We want to support these use-cases in a compile friendly manner.
Solution
1) Context managing KV-cacheing
To me this feels like the most user-friendly solution. We define a context manager like:
@contextlib.contextmanager
def enable_kv_cache(model):
if not model.caches_are_enabled():
raise ValueError()
for layer in model.layers:
layer.attn.cache_enabled = True
try:
yield
finally:
for layer in model.layers:
layer.attn.cache_enabled = False
Which relies on a small modification to MultiHeadAttention
:
class MultiHeadAttention(...):
def __init__(...):
...
self.cache_enabled = False
def forward(...):
...
if self.kv_cache is not None and self.cache_enabled:
k, v = self.kv_cache.update(k, v)
The UX for this change would rely on users always having to use with enable_kv_cache(model):
if they wanted to use KV-cacheing. This is nice because the behaviour is quite explicit. However, specifically for the eval recipe, KV-cacheing is configurable so we maybe don't want to be erroring out. Two options:
- inspired by
torch.inference_mode(mode: bool)
@contextlib.contextmanager
def kv_cache_mode(model, mode=True):
if not model.caches_are_enabled():
raise ValueError()
for layer in model.layers:
layer.attn.cache_enabled = mode
try:
yield
finally:
for layer in model.layers:
layer.attn.cache_enabled = not mode
with kv_cache_mode(self._model, mode=self._enable_kv_cache)

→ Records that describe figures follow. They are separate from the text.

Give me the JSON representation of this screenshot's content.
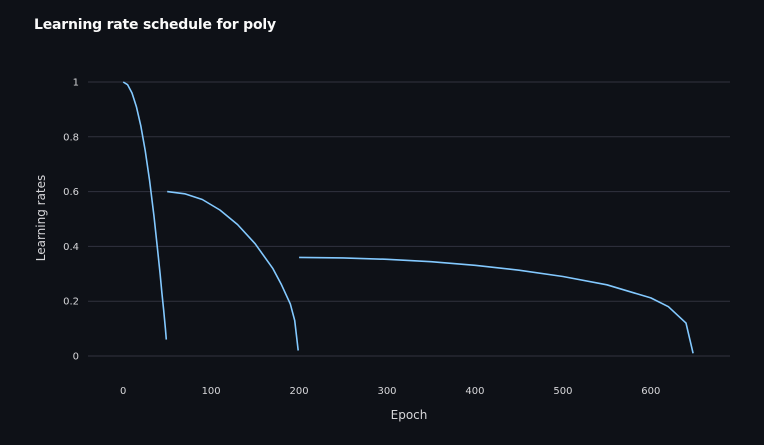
{
  "chart_data": {
    "type": "line",
    "title": "Learning rate schedule for poly",
    "xlabel": "Epoch",
    "ylabel": "Learning rates",
    "xlim": [
      -40,
      690
    ],
    "ylim": [
      0,
      1
    ],
    "x_ticks": [
      0,
      100,
      200,
      300,
      400,
      500,
      600
    ],
    "y_ticks": [
      0,
      0.2,
      0.4,
      0.6,
      0.8,
      1
    ],
    "y_tick_labels": [
      "0",
      "0.2",
      "0.4",
      "0.6",
      "0.8",
      "1"
    ],
    "grid": true,
    "legend": "none",
    "line_color": "#83c9ff",
    "series": [
      {
        "x": [
          0,
          5,
          10,
          15,
          20,
          25,
          30,
          35,
          40,
          42,
          44,
          46,
          48,
          49
        ],
        "values": [
          1.0,
          0.99,
          0.96,
          0.91,
          0.84,
          0.75,
          0.64,
          0.51,
          0.36,
          0.3,
          0.23,
          0.17,
          0.1,
          0.06
        ]
      },
      {
        "x": [
          50,
          70,
          90,
          110,
          130,
          150,
          170,
          180,
          190,
          195,
          199
        ],
        "values": [
          0.6,
          0.592,
          0.571,
          0.533,
          0.48,
          0.41,
          0.32,
          0.26,
          0.19,
          0.13,
          0.02
        ]
      },
      {
        "x": [
          200,
          250,
          300,
          350,
          400,
          450,
          500,
          550,
          600,
          620,
          640,
          648
        ],
        "values": [
          0.36,
          0.358,
          0.353,
          0.344,
          0.331,
          0.313,
          0.29,
          0.26,
          0.212,
          0.18,
          0.12,
          0.01
        ]
      }
    ]
  }
}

toks, _ = generation.generate(
self._model,
maybe_padded_context,
max_generated_tokens=self.max_gen_toks,
temperature=temperature,
top_k=None, # do_sample is not supported currently
stop_tokens=self._tokenizer.stop_tokens,
)
I'm not 100% sure about this one because I can't imagine many use cases when model.caches_are_enabled=True
but mode=False
. Maybe if your default is inference/KV-cacheing and you want to disable it for a single pass?
- Don't error out on
model.caches_are_enabled
. If you try using this withoutsetup_caches
, this is a no-op and nothing will happen:
@contextlib.contextmanager
def kv_cache_mode(model):
if not model.caches_are_enabled():
# maybe warn here?
yield
for layer in model.layers:
layer.attn.cache_enabled = True
try:
yield
finally:
for layer in model.layers:
layer.attn.cache_enabled = False
I can confirm the above solutions work with compile (I reserve the right to retract this claim in light of any future knowledge).
2) Rely on inference_mode
We could differentiate forward passes which require KV-cacheing by using torch.inference_mode()
(like we currently decorate _generation.generate
with). Then, the change would simply be:
class MultiHeadAttention(...):
def __init__(...):
...
def forward(x, ...):
...
if self.kv_cache is not None and x.is_inference():
k, v = self.kv_cache.update(k, v)
However, this will only work with compile with nightlies/until next release (see https://github.com/pytorch/pytorch/pull/136450).
This is a very minimal change but very non-obvious, so I don't really like it. Open to thoughts though.